Bunun tarihî bir örneği, Türkiye’de farklı etnik toplulukların yaşadığı bölgelere yazılan “Ne Mutlu Türküm Diyene” gibi ifadelerde görülür. Bu söz, niyet olarak birleştirici olsa da empatik bir dil üretmemiştir. Çünkü kimliği kanırtarak kurulan aidiyet, çoğu zaman yakınlık değil yabancılaşma doğurmuştur.
Empati yerine üstünlük duygusu yerleştiğinde, büyük kimlik zayıflar; küçük ve parçalı kimlikler güç kazanır. Bu durumdan beslenen birçok yapı, zamanla sosyolojik bir gerçeklik hâline gelir. “Egoist akıl başkasının iyiliğini düşünmez; kendi çıkarını görür, başkasınınkini görmez.”

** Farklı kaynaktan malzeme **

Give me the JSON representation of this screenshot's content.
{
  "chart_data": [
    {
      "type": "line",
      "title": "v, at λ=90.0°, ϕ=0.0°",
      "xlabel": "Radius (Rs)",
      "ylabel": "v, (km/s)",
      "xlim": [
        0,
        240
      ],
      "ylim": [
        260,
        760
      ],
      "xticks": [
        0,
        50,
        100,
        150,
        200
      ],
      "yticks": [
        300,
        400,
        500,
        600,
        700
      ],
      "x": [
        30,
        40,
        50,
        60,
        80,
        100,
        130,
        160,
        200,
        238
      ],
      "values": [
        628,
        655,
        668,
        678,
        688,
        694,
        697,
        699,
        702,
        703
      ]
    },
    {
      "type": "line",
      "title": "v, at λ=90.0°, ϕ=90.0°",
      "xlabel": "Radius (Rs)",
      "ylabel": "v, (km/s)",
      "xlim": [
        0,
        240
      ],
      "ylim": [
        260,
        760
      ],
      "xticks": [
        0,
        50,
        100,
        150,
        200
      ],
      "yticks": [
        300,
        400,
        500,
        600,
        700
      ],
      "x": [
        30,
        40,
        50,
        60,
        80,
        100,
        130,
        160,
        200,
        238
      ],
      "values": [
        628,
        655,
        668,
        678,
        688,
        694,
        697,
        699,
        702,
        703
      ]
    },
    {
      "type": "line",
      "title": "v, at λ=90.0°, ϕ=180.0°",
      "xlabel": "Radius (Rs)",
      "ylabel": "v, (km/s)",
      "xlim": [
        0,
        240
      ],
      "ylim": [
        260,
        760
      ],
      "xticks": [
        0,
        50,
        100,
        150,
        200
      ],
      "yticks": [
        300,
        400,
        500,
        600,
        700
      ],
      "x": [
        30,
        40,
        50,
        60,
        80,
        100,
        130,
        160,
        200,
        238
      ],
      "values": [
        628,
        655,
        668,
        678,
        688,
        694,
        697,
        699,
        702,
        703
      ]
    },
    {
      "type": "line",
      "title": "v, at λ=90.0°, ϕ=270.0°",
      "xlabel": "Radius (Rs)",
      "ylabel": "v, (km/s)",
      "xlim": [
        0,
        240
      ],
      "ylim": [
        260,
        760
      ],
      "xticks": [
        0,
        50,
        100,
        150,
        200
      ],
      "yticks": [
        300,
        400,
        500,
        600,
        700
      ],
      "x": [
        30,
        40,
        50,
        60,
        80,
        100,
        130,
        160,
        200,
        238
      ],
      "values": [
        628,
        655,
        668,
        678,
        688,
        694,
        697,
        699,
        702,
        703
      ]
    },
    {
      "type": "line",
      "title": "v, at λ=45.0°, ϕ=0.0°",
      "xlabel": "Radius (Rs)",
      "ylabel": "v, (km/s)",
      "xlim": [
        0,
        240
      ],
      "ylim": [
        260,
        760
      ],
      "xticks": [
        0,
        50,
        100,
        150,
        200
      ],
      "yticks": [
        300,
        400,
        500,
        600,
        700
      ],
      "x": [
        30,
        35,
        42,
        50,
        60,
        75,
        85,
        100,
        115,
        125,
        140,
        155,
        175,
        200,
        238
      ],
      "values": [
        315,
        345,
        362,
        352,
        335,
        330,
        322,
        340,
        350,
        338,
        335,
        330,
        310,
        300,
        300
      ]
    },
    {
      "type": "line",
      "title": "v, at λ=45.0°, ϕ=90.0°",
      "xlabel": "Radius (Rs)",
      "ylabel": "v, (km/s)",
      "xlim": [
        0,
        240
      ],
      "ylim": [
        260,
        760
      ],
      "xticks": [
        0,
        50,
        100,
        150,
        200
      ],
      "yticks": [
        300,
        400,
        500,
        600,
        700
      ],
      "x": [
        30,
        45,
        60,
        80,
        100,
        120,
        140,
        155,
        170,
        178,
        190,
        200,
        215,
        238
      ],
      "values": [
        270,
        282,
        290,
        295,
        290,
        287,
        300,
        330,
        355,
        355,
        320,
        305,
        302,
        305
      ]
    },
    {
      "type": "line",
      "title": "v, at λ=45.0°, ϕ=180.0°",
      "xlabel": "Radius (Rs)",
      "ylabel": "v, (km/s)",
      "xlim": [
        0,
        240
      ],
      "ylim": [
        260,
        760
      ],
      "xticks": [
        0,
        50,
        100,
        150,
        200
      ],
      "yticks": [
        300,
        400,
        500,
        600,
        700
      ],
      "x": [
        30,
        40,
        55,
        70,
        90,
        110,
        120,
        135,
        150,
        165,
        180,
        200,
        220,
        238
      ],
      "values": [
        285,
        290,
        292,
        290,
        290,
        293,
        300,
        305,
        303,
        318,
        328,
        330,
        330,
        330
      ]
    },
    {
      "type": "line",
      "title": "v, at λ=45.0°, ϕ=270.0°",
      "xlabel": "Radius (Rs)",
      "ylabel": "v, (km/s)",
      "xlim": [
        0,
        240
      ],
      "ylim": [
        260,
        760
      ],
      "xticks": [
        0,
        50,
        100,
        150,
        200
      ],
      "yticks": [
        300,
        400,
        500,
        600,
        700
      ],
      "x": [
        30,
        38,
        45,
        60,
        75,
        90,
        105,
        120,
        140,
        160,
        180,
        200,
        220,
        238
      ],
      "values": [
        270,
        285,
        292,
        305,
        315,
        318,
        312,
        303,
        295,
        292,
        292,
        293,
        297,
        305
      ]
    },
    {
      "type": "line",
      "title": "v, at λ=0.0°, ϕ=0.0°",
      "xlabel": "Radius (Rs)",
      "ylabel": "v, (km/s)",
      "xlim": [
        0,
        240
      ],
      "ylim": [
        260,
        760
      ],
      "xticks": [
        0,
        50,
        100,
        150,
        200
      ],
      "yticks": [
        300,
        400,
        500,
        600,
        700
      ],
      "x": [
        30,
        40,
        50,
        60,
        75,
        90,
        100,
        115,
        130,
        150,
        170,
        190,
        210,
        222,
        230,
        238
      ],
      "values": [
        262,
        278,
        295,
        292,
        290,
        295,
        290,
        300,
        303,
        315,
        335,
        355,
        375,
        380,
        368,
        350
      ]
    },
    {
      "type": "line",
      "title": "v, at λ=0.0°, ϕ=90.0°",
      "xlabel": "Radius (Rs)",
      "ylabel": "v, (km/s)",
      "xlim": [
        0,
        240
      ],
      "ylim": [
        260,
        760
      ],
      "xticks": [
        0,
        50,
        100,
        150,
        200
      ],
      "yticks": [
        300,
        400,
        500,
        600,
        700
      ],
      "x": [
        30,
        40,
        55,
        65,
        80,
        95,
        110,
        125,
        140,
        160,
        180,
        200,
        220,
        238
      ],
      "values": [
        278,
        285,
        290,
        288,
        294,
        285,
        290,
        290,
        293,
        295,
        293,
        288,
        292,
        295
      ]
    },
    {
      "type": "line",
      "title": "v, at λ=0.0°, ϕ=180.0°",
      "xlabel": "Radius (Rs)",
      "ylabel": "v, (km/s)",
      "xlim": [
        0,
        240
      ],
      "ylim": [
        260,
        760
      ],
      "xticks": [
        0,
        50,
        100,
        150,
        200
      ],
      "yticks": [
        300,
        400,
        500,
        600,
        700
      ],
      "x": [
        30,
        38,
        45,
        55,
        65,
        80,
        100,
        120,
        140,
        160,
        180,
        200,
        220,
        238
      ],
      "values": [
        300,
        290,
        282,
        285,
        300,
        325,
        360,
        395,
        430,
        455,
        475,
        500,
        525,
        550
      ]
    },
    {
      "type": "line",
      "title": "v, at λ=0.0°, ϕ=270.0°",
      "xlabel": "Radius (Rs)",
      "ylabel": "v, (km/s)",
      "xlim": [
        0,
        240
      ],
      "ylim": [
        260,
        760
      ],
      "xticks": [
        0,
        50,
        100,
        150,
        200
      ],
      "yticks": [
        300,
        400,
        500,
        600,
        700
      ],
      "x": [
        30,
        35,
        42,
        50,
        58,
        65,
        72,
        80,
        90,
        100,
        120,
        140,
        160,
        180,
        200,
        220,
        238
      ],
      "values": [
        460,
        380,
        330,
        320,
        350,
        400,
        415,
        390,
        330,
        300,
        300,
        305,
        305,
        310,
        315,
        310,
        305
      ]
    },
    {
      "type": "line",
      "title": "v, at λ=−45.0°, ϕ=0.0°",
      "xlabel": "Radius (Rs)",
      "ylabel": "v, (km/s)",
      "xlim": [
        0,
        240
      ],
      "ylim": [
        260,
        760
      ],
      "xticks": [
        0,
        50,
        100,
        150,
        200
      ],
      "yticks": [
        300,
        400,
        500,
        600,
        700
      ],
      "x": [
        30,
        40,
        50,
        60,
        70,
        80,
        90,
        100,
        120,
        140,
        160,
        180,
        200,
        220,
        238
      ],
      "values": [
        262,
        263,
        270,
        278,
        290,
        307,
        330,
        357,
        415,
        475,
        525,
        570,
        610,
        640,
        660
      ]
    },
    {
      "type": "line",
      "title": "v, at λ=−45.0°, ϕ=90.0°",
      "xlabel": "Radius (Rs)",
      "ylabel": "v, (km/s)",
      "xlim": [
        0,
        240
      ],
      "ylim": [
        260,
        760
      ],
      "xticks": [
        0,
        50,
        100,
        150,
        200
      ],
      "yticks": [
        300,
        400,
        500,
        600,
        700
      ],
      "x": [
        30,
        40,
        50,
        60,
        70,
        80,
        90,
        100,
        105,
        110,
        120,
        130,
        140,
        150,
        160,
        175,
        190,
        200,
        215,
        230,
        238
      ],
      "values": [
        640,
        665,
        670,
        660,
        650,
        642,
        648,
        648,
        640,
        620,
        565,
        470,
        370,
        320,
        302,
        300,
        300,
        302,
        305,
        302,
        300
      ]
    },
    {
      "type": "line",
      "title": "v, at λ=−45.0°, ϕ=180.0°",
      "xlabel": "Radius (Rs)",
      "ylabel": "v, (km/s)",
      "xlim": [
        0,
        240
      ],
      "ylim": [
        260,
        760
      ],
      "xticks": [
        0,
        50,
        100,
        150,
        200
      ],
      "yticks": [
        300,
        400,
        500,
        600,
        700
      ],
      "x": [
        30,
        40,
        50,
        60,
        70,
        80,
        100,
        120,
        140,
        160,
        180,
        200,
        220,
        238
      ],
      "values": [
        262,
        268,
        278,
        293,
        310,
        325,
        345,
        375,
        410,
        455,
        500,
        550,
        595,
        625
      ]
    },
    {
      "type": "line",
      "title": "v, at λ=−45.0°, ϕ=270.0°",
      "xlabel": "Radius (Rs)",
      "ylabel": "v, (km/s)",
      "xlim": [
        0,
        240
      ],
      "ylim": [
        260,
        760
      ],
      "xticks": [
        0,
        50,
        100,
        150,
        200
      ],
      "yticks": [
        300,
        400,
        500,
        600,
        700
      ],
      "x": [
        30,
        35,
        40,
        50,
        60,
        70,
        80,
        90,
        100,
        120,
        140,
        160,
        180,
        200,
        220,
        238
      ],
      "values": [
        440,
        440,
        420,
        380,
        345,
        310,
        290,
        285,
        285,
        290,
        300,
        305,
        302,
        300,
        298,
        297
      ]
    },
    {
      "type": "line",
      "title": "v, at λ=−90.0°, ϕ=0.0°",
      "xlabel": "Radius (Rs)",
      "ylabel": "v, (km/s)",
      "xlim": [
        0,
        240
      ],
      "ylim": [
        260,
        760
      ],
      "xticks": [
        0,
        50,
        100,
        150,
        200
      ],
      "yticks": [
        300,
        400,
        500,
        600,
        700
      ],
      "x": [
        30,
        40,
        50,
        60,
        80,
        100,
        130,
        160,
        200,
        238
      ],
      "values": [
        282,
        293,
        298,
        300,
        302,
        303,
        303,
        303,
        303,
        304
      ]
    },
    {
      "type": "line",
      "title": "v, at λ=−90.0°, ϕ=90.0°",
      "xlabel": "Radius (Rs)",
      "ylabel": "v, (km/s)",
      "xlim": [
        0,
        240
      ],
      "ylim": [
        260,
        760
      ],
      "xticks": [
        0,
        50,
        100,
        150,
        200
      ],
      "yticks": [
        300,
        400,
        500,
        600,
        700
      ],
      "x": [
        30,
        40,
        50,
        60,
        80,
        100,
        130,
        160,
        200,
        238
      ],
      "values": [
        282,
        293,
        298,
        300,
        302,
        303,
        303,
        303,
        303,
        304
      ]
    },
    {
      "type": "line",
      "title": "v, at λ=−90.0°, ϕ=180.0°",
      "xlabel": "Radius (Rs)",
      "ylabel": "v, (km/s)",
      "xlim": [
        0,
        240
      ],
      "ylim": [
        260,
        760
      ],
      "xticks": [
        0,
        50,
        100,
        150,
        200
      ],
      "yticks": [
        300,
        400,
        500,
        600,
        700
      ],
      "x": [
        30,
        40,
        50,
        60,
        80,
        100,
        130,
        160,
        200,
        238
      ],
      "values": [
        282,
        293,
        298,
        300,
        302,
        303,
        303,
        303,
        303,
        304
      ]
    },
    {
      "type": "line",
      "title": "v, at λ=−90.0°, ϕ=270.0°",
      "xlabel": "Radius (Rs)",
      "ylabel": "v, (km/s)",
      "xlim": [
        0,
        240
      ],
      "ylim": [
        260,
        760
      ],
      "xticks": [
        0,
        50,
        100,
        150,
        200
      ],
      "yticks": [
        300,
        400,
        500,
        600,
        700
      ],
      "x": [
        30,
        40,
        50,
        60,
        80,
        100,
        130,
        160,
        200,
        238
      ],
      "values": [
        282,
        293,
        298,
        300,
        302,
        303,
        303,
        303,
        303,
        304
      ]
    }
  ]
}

Bir insanı değerli görmez, kendinizi ona dayatırsanız onu yanınıza çekmiş olmaz; aksine uzaklaştırırsınız. Değer verilen insan ise kendiliğinden yakınlaşır. Bu yakınlaşma, karşılıklı zenginleşmeyi doğurur. İki taraf da hayata daha güçlü çıkar.
İslam’ın öğrettiği empati, yalnızca duygusal değil, inanç temelli bir sorumluluktur. Yermük Savaşı’nda suyu birbirine tercih eden şehitlerin kıssası, empatiyi imanın en yüksek tezahürü olarak önümüze koyar.
Muhacirlerle Ensar arasında kurulan kardeşlik de empatiye dayalı toplumsal adaletin en güçlü örneklerindendir. Bu ruh, İslam toplumlarını kısa sürede bir araya getirmiş ve insanlık tarihine örnek bir birlik modeli sunmuştur.
Bugün de empati; bencilliğin panzehiri, adaletin ve kardeşliğin ön şartıdır. Farklılıkları tehdit değil zenginlik olarak görebilen bir ferasetle birleştiğinde, toplumsal huzur yeniden tesis edilebilir. Empati, insanı insana bağlayan görünmez bir nurdur. Bu nuru kaybeden toplum, ferasetini de kaybeder. Vesselam.